Here's the first article in a series that compares date of registration data with date of death...
https://jdee.substack.com/p/counting-deaths-part-1
Is this all in-hospital deaths or a sample of those deaths? Thanks
All in-hospital deaths.
Thanks. Is there a chance you can post the graph of daily in-hospital deaths from 3/1/20-4/30/20 only?
Sure thing. I'm building a shopping list of extras that I can provide in part 7 (parts 2 - 6 already lined-up ready to roll). The alternative is to use substack notes for ad-hoc slides, which may be preferable.
Using Substack Notes for this is a bad idea, because you end up with slides that people remember seeing but cannot find when they search through your collected writing days, weeks, months even years later.
Understood but it's the only way to get specific slides to specific folk at the time of their request. I publish articles once every Monday and, as it stands, all article slots though to 27th May are now taken. If a request is likely to lead to a full article (e.g. David A's suggestion for looking at excess deaths for acute respiratory conditions) then that gets booked into my advance work programme. Jessica's request would not lead to a full article so I am left with the option of posting in notes immediately or politely declining.
I like the idea of posting a note immediately, and then every so often posting an article here: 'Odds and Ends: Stuff I posted to notes since the last time I made one of these articles' which just copies the stuff here. No longer article needed, because it's just for the purpose of having a searchable library.

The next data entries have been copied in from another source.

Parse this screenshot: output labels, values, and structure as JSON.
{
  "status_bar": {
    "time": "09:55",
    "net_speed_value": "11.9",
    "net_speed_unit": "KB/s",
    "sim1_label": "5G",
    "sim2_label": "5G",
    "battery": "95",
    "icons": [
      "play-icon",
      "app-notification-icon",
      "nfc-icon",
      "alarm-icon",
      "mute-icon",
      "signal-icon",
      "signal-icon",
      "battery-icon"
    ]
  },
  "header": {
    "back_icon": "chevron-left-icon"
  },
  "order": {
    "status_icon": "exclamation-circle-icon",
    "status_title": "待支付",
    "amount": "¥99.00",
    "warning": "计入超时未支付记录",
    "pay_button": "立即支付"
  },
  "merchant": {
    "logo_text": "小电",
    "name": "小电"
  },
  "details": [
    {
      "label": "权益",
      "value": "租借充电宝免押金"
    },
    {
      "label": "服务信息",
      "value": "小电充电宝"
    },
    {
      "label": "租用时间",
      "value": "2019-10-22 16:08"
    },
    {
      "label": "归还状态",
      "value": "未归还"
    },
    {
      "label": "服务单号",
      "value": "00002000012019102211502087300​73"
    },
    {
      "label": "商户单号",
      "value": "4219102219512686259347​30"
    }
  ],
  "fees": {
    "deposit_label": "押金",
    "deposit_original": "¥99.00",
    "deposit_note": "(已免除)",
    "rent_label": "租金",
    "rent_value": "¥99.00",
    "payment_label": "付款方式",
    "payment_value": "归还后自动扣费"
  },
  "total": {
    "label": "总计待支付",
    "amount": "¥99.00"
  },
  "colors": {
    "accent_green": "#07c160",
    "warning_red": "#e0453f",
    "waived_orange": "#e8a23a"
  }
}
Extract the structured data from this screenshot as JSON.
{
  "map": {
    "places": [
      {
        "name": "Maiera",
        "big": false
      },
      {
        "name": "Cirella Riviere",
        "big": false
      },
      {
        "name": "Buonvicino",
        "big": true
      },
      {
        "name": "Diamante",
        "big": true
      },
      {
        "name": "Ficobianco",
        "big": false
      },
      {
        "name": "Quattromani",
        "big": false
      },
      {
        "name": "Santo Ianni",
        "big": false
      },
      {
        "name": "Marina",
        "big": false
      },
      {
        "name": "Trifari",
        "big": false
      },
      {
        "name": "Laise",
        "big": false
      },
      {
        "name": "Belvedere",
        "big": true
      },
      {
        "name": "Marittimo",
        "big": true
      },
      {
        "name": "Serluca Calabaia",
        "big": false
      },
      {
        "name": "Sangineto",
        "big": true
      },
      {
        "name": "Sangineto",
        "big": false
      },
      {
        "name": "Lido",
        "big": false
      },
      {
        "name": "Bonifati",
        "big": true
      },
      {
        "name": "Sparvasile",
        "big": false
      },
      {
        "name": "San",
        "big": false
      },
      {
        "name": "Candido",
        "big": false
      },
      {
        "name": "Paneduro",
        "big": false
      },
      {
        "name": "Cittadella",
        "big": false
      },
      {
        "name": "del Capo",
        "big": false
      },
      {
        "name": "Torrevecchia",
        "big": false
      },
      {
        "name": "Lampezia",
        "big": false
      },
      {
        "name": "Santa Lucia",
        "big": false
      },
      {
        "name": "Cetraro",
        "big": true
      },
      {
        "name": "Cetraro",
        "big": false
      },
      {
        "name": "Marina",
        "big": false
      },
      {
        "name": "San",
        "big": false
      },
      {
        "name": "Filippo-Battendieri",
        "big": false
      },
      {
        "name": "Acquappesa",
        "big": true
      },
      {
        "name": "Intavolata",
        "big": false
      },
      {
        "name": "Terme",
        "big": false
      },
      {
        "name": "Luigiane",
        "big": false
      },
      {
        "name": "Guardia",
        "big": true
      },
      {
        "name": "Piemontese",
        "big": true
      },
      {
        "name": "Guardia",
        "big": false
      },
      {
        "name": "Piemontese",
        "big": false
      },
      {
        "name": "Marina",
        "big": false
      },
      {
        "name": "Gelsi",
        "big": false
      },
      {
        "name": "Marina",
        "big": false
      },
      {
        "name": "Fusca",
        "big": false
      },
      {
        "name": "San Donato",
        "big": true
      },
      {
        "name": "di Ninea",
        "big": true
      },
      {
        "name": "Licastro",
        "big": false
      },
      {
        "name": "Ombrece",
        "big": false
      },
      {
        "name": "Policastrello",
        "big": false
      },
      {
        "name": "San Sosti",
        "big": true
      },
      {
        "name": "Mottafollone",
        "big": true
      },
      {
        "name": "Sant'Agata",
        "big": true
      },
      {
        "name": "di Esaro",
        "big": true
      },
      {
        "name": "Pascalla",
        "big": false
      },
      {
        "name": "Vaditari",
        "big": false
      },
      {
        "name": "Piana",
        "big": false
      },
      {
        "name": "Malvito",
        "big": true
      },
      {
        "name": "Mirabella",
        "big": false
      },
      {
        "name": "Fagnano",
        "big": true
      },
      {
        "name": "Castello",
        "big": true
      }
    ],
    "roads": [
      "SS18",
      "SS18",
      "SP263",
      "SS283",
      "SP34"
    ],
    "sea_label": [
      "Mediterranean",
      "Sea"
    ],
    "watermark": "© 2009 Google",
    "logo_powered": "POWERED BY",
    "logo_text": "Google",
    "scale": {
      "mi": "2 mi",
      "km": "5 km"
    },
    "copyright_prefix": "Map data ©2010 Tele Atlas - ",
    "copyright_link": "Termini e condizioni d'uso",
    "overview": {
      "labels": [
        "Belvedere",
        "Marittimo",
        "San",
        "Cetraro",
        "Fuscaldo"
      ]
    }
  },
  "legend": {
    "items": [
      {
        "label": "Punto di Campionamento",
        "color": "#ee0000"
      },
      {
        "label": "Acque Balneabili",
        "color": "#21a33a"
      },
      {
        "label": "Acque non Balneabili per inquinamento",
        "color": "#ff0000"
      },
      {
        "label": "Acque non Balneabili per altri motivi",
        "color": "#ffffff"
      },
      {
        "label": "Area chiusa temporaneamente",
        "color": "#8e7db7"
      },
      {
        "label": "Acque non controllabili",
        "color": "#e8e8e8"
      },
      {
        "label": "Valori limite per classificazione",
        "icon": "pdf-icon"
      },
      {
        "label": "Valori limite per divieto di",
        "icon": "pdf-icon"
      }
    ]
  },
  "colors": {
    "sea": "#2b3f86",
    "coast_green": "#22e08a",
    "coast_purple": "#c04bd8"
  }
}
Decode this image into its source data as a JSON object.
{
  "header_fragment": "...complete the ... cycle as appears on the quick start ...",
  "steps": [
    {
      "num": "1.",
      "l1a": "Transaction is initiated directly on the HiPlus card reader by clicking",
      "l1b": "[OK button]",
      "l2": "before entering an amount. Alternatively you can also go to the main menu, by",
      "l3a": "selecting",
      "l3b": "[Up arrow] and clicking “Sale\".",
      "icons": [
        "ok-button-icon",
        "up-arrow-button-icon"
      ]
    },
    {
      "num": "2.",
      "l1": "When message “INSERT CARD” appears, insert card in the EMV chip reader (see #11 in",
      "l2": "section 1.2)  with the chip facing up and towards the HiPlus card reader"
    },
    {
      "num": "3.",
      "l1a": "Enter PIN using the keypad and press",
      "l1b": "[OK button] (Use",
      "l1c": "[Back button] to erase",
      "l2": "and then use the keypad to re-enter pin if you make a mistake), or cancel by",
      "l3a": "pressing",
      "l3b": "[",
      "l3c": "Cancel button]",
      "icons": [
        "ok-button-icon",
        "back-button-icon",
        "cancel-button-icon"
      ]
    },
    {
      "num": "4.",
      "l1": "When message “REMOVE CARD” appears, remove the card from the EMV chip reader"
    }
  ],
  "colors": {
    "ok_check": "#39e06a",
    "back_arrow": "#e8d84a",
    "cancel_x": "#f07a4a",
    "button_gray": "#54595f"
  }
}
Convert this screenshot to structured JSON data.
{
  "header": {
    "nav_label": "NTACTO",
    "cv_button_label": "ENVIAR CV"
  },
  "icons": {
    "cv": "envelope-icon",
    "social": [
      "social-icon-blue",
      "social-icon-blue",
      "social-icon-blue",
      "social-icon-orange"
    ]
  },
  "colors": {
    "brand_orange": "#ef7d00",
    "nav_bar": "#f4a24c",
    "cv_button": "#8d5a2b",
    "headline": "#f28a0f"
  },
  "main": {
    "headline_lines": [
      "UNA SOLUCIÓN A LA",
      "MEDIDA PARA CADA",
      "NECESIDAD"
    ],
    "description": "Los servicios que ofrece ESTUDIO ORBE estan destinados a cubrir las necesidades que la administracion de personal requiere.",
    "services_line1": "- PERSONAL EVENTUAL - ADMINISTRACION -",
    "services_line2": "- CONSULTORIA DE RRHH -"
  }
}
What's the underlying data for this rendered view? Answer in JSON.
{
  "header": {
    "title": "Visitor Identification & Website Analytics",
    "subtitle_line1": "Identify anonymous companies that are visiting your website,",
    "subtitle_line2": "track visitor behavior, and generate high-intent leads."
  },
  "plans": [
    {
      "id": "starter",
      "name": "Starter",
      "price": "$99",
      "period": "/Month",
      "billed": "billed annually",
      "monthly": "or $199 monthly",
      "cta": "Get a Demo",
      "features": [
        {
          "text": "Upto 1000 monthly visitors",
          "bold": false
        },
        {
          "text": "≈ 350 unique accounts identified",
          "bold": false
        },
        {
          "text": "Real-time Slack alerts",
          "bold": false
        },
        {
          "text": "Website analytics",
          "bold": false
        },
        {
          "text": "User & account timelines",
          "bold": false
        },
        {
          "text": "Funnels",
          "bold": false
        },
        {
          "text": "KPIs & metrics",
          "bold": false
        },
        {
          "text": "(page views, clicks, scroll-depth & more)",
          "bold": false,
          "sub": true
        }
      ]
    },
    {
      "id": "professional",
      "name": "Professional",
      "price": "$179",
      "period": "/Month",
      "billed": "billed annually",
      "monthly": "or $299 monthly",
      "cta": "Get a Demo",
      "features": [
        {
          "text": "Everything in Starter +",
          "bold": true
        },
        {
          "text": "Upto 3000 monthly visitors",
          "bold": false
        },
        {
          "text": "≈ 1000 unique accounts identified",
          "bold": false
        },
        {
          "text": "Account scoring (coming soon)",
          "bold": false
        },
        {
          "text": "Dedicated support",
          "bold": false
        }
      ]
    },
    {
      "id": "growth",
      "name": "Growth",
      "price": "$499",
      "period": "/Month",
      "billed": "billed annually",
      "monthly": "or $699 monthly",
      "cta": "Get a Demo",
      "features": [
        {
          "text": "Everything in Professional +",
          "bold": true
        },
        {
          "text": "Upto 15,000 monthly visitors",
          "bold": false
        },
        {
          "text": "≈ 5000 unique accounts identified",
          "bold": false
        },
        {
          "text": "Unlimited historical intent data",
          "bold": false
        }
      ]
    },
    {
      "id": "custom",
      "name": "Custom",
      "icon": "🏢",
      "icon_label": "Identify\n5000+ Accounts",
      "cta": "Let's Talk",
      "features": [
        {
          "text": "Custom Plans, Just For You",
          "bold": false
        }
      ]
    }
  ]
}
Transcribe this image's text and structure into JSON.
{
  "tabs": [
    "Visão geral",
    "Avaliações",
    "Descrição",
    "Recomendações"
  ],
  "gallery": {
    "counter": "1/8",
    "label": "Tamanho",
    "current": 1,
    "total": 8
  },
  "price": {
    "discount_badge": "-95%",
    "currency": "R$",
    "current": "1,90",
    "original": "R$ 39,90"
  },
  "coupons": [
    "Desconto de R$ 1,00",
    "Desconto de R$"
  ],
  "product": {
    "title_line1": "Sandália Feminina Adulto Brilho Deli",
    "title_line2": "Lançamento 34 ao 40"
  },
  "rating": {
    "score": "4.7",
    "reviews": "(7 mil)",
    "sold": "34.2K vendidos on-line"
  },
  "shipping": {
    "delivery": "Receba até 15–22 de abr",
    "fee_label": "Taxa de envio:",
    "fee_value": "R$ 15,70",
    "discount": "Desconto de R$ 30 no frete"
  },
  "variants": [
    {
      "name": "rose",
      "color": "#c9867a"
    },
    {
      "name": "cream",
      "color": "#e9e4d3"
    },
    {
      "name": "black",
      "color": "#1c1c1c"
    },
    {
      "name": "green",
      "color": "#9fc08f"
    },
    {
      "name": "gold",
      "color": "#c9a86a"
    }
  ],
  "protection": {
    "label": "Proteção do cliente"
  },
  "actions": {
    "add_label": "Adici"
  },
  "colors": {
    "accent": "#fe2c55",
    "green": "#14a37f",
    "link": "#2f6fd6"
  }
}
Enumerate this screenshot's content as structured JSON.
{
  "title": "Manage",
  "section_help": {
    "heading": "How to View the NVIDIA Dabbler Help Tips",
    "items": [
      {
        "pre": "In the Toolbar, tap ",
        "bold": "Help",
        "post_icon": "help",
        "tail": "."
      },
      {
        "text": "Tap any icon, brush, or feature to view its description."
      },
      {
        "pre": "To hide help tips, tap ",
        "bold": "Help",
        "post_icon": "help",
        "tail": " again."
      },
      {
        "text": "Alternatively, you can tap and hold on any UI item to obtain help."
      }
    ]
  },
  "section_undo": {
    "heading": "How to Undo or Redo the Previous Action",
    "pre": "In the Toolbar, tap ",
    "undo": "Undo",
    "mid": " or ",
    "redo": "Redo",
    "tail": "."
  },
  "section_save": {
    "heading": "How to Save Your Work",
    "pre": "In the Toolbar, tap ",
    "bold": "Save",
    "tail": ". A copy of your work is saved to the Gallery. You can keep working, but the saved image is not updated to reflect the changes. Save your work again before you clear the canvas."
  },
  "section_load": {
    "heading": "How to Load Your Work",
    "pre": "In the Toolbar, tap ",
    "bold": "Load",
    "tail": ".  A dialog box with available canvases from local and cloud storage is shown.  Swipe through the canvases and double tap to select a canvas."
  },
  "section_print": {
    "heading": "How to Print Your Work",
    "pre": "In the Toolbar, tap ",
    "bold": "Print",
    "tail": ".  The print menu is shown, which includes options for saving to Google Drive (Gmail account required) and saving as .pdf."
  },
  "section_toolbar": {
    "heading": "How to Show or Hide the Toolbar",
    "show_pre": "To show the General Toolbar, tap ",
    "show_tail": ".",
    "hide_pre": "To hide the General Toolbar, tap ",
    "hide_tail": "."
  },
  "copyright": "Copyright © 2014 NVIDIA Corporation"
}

In addition to the visual, I am looking for how many days of consecutive increase in any one stretch there was in late March/April
Graph posted as a note.
JD, I wonder if you have seen the February 2024 ONS rethink on excess deaths:
https://www.ons.gov.uk/peoplepopulationandcommunity/healthandsocialcare/causesofdeath/articles/estimatingexcessdeathsintheukmethodologychanges/latest
How they love to impress us, the unwashed!
Peter Norman
I've heard about this but have not sat down to read what they've decided to do. With my series on excess death now running 7 parts (part 2 explores the original ONS method, and parts 3 - 6 explore alternatives) it makes sense to work through the new ONS method in part 8.